The Manager is a wholly-owned subsidiary of DMC, a public company which has uranium production in the United States and Canada, and uranium exploration and development in Canada, the United States, Mongolia and Zambia. DMC is involved in the exploration, development, production and marketing of uranium through its 100% ownership of the White Mesa mill in Utah and its 22.5% interest in the McClean Lake joint venture in northern Saskatchewan and a 30% ownership interest in McClean Uranium Limited, a company that markets a substantial portion of the McClean Lake uranium production.
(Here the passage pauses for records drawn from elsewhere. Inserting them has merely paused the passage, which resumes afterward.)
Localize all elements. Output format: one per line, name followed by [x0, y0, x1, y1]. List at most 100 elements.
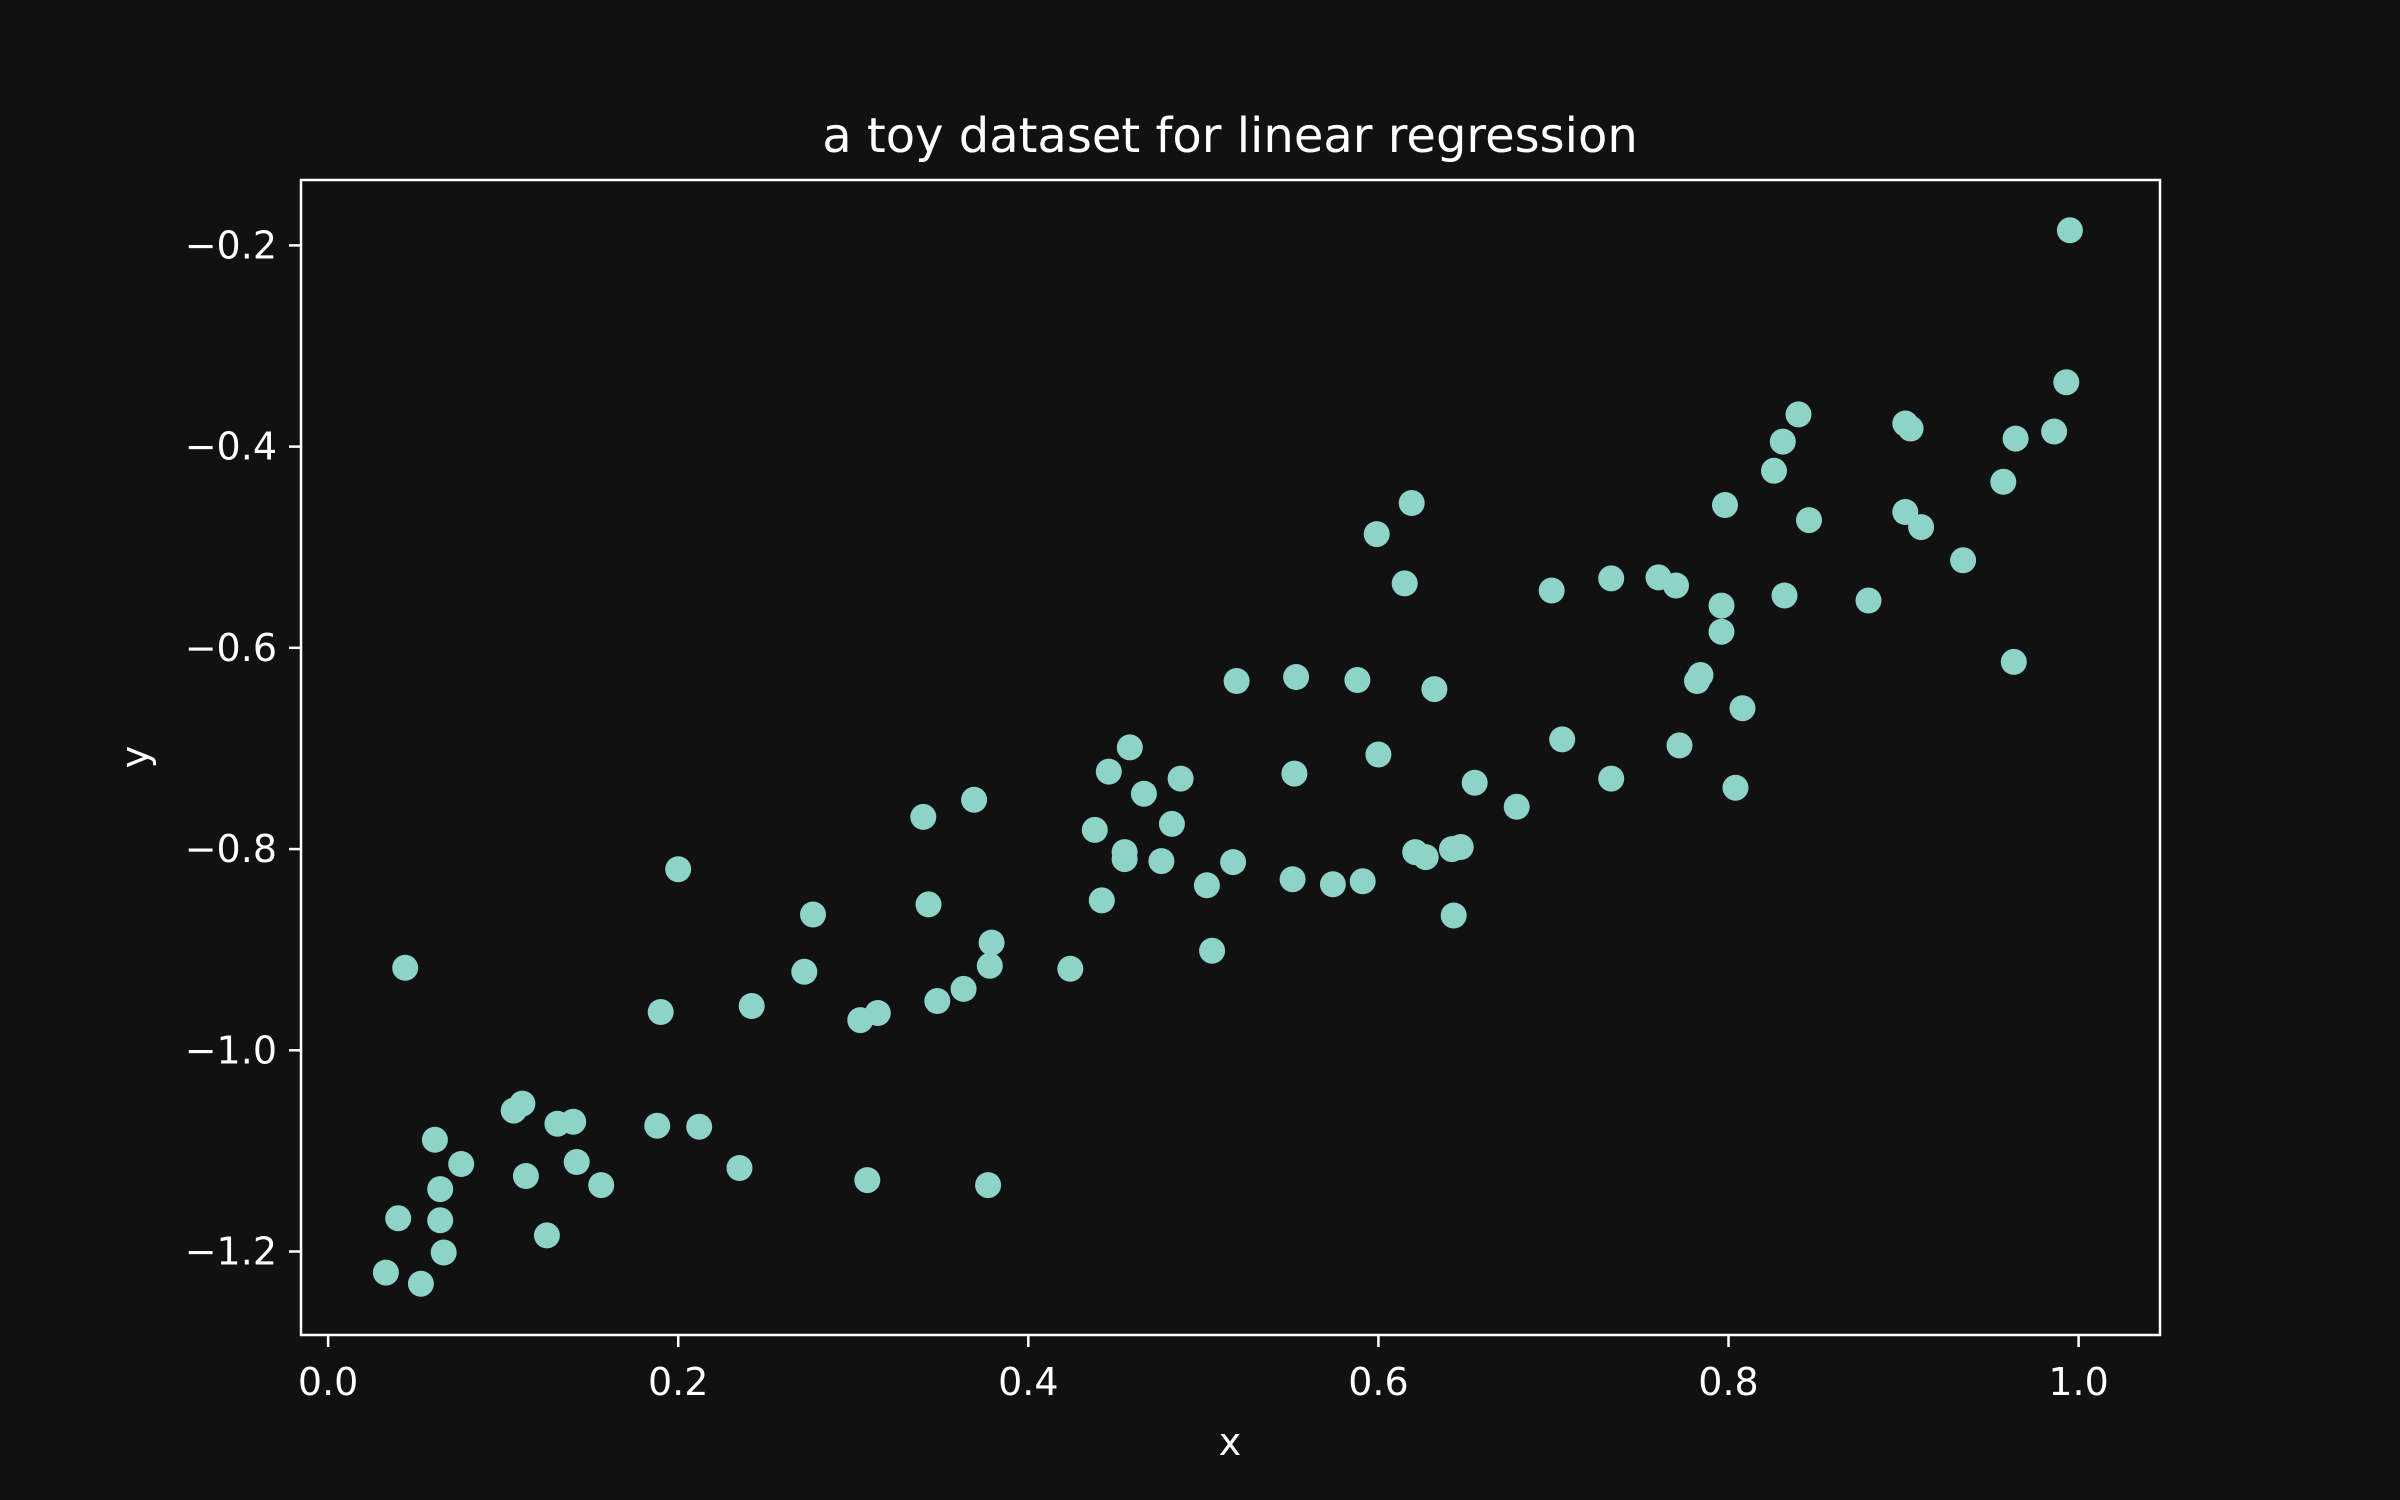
data-point [1729, 695, 1756, 722]
data-point [1088, 887, 1115, 914]
data-point [1057, 955, 1084, 982]
data-point [2002, 425, 2029, 452]
data-point [1440, 902, 1467, 929]
data-point [2056, 217, 2083, 244]
data-point [448, 1151, 475, 1177]
data-point [961, 786, 988, 813]
data-point [1199, 937, 1226, 964]
data-point [738, 993, 765, 1019]
data-point [2041, 418, 2068, 445]
data-point [1771, 582, 1798, 609]
data-point [2000, 648, 2027, 675]
data-point [1990, 468, 2017, 495]
x-axis-ticks: 0.0 0.2 0.4 0.6 0.8 1.0 [298, 1335, 2109, 1404]
data-point [1438, 836, 1465, 863]
plot-area-frame [299, 178, 2162, 1337]
x-tick-label: 0.8 [1698, 1360, 1758, 1404]
y-axis-label: y [113, 746, 157, 769]
data-point [1319, 871, 1346, 898]
data-point [1598, 765, 1625, 792]
data-point [1892, 410, 1919, 437]
y-tick-label: −0.4 [185, 425, 277, 469]
data-point [647, 999, 674, 1025]
data-point [1223, 668, 1250, 694]
data-point [1892, 499, 1919, 525]
data-point [910, 803, 937, 830]
data-point [1684, 668, 1710, 694]
data-point [1421, 676, 1448, 703]
data-point [1855, 587, 1882, 614]
data-point [1538, 577, 1565, 604]
data-point [915, 891, 942, 918]
x-tick-label: 0.4 [998, 1360, 1058, 1404]
data-point [1645, 564, 1672, 591]
data-point [1111, 846, 1138, 873]
data-point [407, 1270, 434, 1297]
data-point [1598, 565, 1625, 592]
data-point [1549, 726, 1576, 753]
data-point [644, 1112, 671, 1139]
data-point [1398, 490, 1425, 516]
data-point [372, 1259, 399, 1286]
data-point [1769, 428, 1796, 455]
data-point [392, 954, 419, 981]
data-point [665, 856, 692, 883]
data-point [1503, 793, 1530, 820]
data-point [978, 929, 1005, 956]
data-point [588, 1172, 615, 1199]
data-point [975, 1172, 1002, 1199]
x-tick-label: 0.0 [298, 1360, 358, 1404]
data-point [1349, 868, 1376, 895]
data-point [924, 988, 951, 1014]
data-point [1081, 816, 1108, 843]
data-point [500, 1097, 527, 1124]
data-point [1158, 810, 1185, 837]
data-point [854, 1167, 881, 1194]
x-tick-label: 0.6 [1348, 1360, 1408, 1404]
x-tick-label: 0.2 [648, 1360, 708, 1404]
data-point [1708, 592, 1735, 619]
data-point [1391, 570, 1418, 597]
points-layer [372, 217, 2083, 1297]
data-point [427, 1207, 454, 1234]
data-point [686, 1113, 713, 1140]
data-point [1708, 618, 1735, 645]
y-tick-label: −0.8 [185, 827, 277, 871]
data-point [1363, 521, 1390, 548]
data-point [1722, 774, 1749, 801]
x-tick-label: 1.0 [2048, 1360, 2108, 1404]
data-point [1761, 457, 1787, 484]
data-point [2053, 369, 2080, 396]
y-tick-label: −0.6 [185, 626, 277, 670]
data-point [421, 1126, 448, 1153]
data-point [512, 1163, 539, 1189]
data-point [800, 901, 826, 928]
data-point [791, 958, 818, 985]
data-point [1220, 849, 1247, 876]
y-axis-ticks: −1.2 −1.0 −0.8 −0.6 −0.4 −0.2 [185, 223, 301, 1273]
data-point [430, 1239, 457, 1266]
data-point [385, 1205, 412, 1232]
data-point [1281, 760, 1308, 787]
data-point [533, 1222, 560, 1249]
data-point [726, 1155, 753, 1181]
data-point [544, 1110, 571, 1137]
data-point [1402, 839, 1429, 866]
data-point [1796, 507, 1822, 534]
data-point [950, 975, 977, 1002]
data-point [1193, 872, 1220, 899]
y-tick-label: −0.2 [185, 223, 277, 267]
data-point [1095, 758, 1122, 785]
data-point [563, 1149, 590, 1175]
x-axis-label: x [1219, 1420, 1242, 1464]
data-point [1116, 734, 1143, 761]
data-point [847, 1007, 874, 1034]
data-point [1950, 547, 1977, 574]
data-point [1666, 732, 1693, 759]
data-point [1365, 741, 1392, 768]
data-point [427, 1176, 454, 1203]
data-point [1283, 664, 1310, 690]
data-point [976, 952, 1003, 979]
AREVA holds a 70% ownership interest in both the McClean Lake joint venture and McClean Uranium Limited.

The possible conflicts of interest between the Manager and Uranium Participation Corp. have been addressed as follows:

(i) limitations on the ability of the Manager to purchase uranium from or sell uranium to Related Parties (See “Business of Uranium Participation Corp. – Management of Uranium Participation Corp.”);

(ii) the ability of the Manager to lend uranium is at the Board’s discretion;

(iii) all board members are independent of the Manager;

(iv) restrictions on the business to be carried on by Uranium Participation Corp. (see “Business of Uranium Participation Corp.”); and

(v) oversight by the Independent Review Committee.